Freeze/thaw is a multi-system transaction, and we had to treat it like one. A freeze touches the cgroup, the ingress annotations, Redis state, the namespace label, and the DB proxy's view of the world. Partially applied, the combinations are nasty — the early implementation could leave pods frozen while the ingress still routed traffic at them if a later step failed, so freeze gained a rollback chain (unwind the cgroup write if the routing flip fails). The agent itself learned the same lesson in miniature: a second freeze request arriving for an already-frozen container must be a no-op that returns the original metadata — the naïve version overwrote its memory of the container's original memory.swap.max with the max it had itself written, so the eventual thaw "restored" swap to permanently-on. Idempotency isn't a nicety in lifecycle code; it's the difference between state and corruption.

State that lives in two places must be cross-verified. "Is this project frozen?" is answered by Redis (fast) and by the freeze-agent's view of the actual cgroup (true). After a node or backend restart these can disagree, so the platform treats the cgroup as ground truth and heals the cache against it rather than trusting either side alone.

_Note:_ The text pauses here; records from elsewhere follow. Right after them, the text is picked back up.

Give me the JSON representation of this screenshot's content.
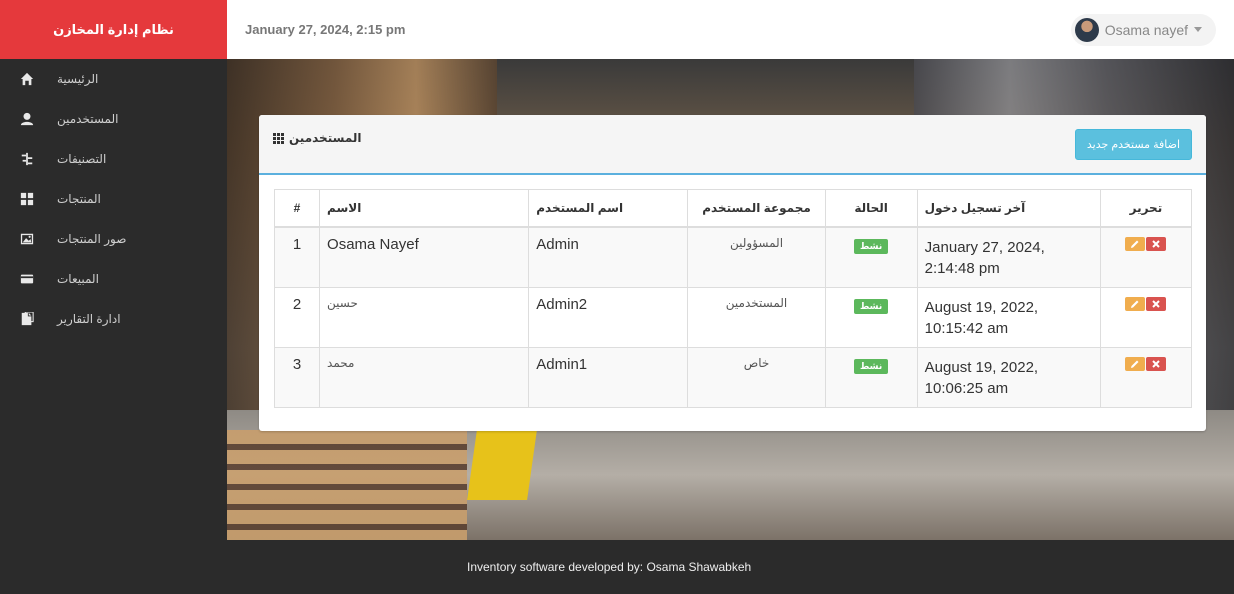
{
  "app": {
    "brand": "نظام إدارة المخازن"
  },
  "header": {
    "datetime": "January 27, 2024, 2:15 pm",
    "user_name": "Osama nayef"
  },
  "sidebar": {
    "items": [
      {
        "label": "الرئيسية",
        "icon": "home-icon"
      },
      {
        "label": "المستخدمين",
        "icon": "user-icon"
      },
      {
        "label": "التصنيفات",
        "icon": "categories-icon"
      },
      {
        "label": "المنتجات",
        "icon": "products-icon"
      },
      {
        "label": "صور المنتجات",
        "icon": "image-icon"
      },
      {
        "label": "المبيعات",
        "icon": "sales-icon"
      },
      {
        "label": "ادارة التقارير",
        "icon": "reports-icon"
      }
    ]
  },
  "panel": {
    "title": "المستخدمين",
    "add_button": "اضافة مستخدم جديد"
  },
  "table": {
    "headers": [
      "#",
      "الاسم",
      "اسم المستخدم",
      "مجموعة المستخدم",
      "الحالة",
      "آخر تسجيل دخول",
      "تحرير"
    ],
    "rows": [
      {
        "num": "1",
        "name": "Osama Nayef",
        "username": "Admin",
        "group": "المسؤولين",
        "status": "نشط",
        "last_login_1": "January 27, 2024,",
        "last_login_2": "2:14:48 pm"
      },
      {
        "num": "2",
        "name": "حسين",
        "username": "Admin2",
        "group": "المستخدمين",
        "status": "نشط",
        "last_login_1": "August 19, 2022,",
        "last_login_2": "10:15:42 am"
      },
      {
        "num": "3",
        "name": "محمد",
        "username": "Admin1",
        "group": "خاص",
        "status": "نشط",
        "last_login_1": "August 19, 2022,",
        "last_login_2": "10:06:25 am"
      }
    ]
  },
  "footer": {
    "text": "Inventory software developed by: Osama Shawabkeh"
  },
  "colors": {
    "brand": "#e5393c",
    "sidebar": "#2b2b2b",
    "info": "#5bc0de",
    "success": "#5cb85c",
    "warning": "#f0ad4e",
    "danger": "#d9534f"
  }
}
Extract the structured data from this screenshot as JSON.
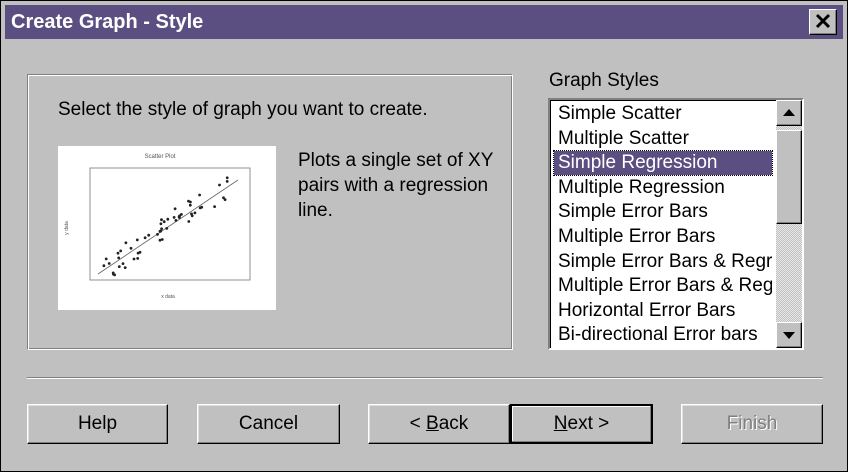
{
  "window": {
    "title": "Create Graph - Style",
    "close_icon": "close-icon",
    "titlebar_color": "#5a4f80"
  },
  "main": {
    "prompt": "Select the style of graph you want to create.",
    "description": "Plots a single set of XY pairs with a regression line.",
    "preview": {
      "title": "Scatter Plot",
      "xlabel": "x data",
      "ylabel": "y data"
    }
  },
  "graph_styles": {
    "label": "Graph Styles",
    "selected_index": 2,
    "items": [
      "Simple Scatter",
      "Multiple Scatter",
      "Simple Regression",
      "Multiple Regression",
      "Simple Error Bars",
      "Multiple Error Bars",
      "Simple Error Bars & Regression",
      "Multiple Error Bars & Regression",
      "Horizontal Error Bars",
      "Bi-directional Error bars"
    ]
  },
  "buttons": {
    "help": "Help",
    "cancel": "Cancel",
    "back_prefix": "< ",
    "back_accel": "B",
    "back_rest": "ack",
    "next_accel": "N",
    "next_rest": "ext >",
    "finish": "Finish"
  }
}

And the operations needed one owner. Freeze, thaw, pause (user-initiated stop), unpause, start, rebuild — six subsystems each growing their own calls into this machinery was how the early bugs got in. All of it now routes through a single ProjectLifecycle layer that owns transition ordering, holds the per-project lock, and is the only caller allowed to touch the low-level operations. The freezer is four file writes; the system around the freezer is an exercise in making four file writes transactional across a distributed platform.

The ladder, and the economics

Where it all landed is a lifecycle ladder, each rung cheaper and slower to leave than the last:

State	CPU	RAM	Wake cost	Trigger
Running	real	real	—	someone's watching
Frozen	0	~0 (swapped)	page-ins, sub-second resume	idle timeout
Stopped	0	0	full cold start	user pressed stop
DB asleep	0	0	single-digit s, mid-connection	independent idle sweep

The default resting state of every app on the platform is frozen, database asleep: effectively free to keep forever, fast enough to wake that "keep it running, just in case" is the default instead of a monthly bill. The inverse — an app whose users won't tolerate even a page-in warm-up — is a deliberate, priced choice (keep-warm), not an accident of architecture.

One fork in the road and three experiments, one conclusion — and it's the one we keep re-learning at every layer of this platform: don't destroy warm state and rebuild it — make it cost nothing and keep it. The database does it with copy-on-write branches and a proxy that wakes compute mid-connection. The apps do it with a kernel freezer and a swap file. The expensive thing was never the pause. It was ever having to come back from it.